Ronald P. O’Hanley: Yeah, Glenn, what I would add to what Eric said is that the — if you think about over the last four, five years, our focus on pricing has been — initially was on fee pricing and kind of addressing, if not combating the fee compression and really working that in an institutional way and in a very high skilled way and escalating those — or elevating those decisions way above where they used to be. Deposits for — up until this rate cycle really weren’t part of that because, I mean, there were times that we would just assume not have had the deposits. We’ve now integrated that as Eric has implied into that discussion, but also included a full share of wallet analysis. And the part of this is recognizing that these institutions are very large.
And when you have a pricing discussion and putting that in air quotes, it really depends on what it is. And what we have worked to avoid is to not have a series of unilateral discussions without understanding and making sure that at the highest levels of our clients, they understand the impact of this. And just reminding them that you have the fee you have because of this assumption on other services that we’re going to provide you or some assumption on deposits. And those conversations are actually starting to work well. It’s caused a change of process for us, another change of process for us. But more importantly, it’s changed in the way how we’re engaging and at what level we’re engaging with these clients. And so more to go there, but we also think it’s a skill, but now developed, will help us through various kinds of cycles going forward.
Glenn Schorr: Thanks for all that color.
Operator: Your next question comes from Steven Chubak from Wolfe Research. Please proceed.
Sharon Leung: Hi. Good morning. This is actually Sharon Leung filling in for Steven. Just on the deposits, outside of the rotation out of NIB, can you talk about the overall trajectory of total deposits, particularly because it looks like more recent liquidity drawdown has come out of RRP instead of deposits. So just wanted to get your thoughts on the expectations for the trajectory on deposits from here in the context of QT treasury issuance, et cetera?
Eric Aboaf: Yeah, it’s Eric.
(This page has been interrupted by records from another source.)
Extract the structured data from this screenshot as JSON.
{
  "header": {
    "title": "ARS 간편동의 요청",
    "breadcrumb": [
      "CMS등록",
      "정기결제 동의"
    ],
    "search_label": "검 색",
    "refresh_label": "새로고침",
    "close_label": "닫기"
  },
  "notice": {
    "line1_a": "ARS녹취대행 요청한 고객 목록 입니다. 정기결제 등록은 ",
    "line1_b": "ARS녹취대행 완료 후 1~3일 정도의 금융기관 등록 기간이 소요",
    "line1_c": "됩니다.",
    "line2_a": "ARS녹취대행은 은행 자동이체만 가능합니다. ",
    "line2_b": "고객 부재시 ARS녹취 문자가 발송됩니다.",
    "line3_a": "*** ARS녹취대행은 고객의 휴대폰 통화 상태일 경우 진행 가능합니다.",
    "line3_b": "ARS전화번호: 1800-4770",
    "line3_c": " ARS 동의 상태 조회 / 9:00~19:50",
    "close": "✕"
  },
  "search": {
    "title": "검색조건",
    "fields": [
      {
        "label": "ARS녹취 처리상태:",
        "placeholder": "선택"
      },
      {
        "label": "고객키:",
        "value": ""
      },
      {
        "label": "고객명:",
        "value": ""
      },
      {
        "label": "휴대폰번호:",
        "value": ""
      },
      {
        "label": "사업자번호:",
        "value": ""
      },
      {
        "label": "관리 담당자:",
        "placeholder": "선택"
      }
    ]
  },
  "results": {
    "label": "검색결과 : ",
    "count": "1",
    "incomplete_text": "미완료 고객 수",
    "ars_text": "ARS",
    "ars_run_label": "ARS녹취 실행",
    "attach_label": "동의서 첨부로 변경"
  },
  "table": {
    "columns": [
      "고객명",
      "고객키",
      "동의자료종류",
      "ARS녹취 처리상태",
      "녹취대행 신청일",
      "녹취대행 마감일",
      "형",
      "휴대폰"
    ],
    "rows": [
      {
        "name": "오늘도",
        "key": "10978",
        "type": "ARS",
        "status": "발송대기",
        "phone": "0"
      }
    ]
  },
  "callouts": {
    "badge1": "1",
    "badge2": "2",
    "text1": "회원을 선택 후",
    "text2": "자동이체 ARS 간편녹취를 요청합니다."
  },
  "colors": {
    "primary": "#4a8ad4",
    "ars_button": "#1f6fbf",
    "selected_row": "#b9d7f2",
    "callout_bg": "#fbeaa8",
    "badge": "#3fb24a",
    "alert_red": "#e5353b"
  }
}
It’s hard to really gauge the deposit changes outright. I think we’re a little more focused on the net interest, I’m sorry, the non-interest-bearing deposits where we’ve signaled another $5 billion likely outflow this coming quarter. That’s less of an outflow than in the second quarter. So you’re starting to see some of the burn down that I’ve described. In the external environment, I think, from the H8 reports those banks, we’ve seen about a 2% sequential fall in deposits. For the trust banks, we tend to have more deposits coming in when deposits in the bank system increase and we have somewhat more coming out when deposit the bank system come out and probably just the absolute sophistication of our clients.
So we’re — we expect a downtick in deposits again next quarter, but just been a little more focused on the non-interest-bearing because that’s where it makes a big difference. I think there is always some movement in interest-bearing deposits, especially at the higher rate tier because what we’re finding increasingly as we get to a little more of this as we expect to get to a time stabilization or at least a little more of a balance with our clients. Now what they’re going to do is it’s hard for them to move an underlying operating deposit that actually has to cover the hundreds, thousands, in some cases, tens of thousands of transactions that are flowing through their particular account, but sometimes they’ll move the thin margin deposits to a treasury.
And so we might lose 10 basis points on something and they’ll pick up 10 basis points on treasury. So there’s some of that that’s going on. And I think in truth that’s not as dominant as a driver of our NII at this point.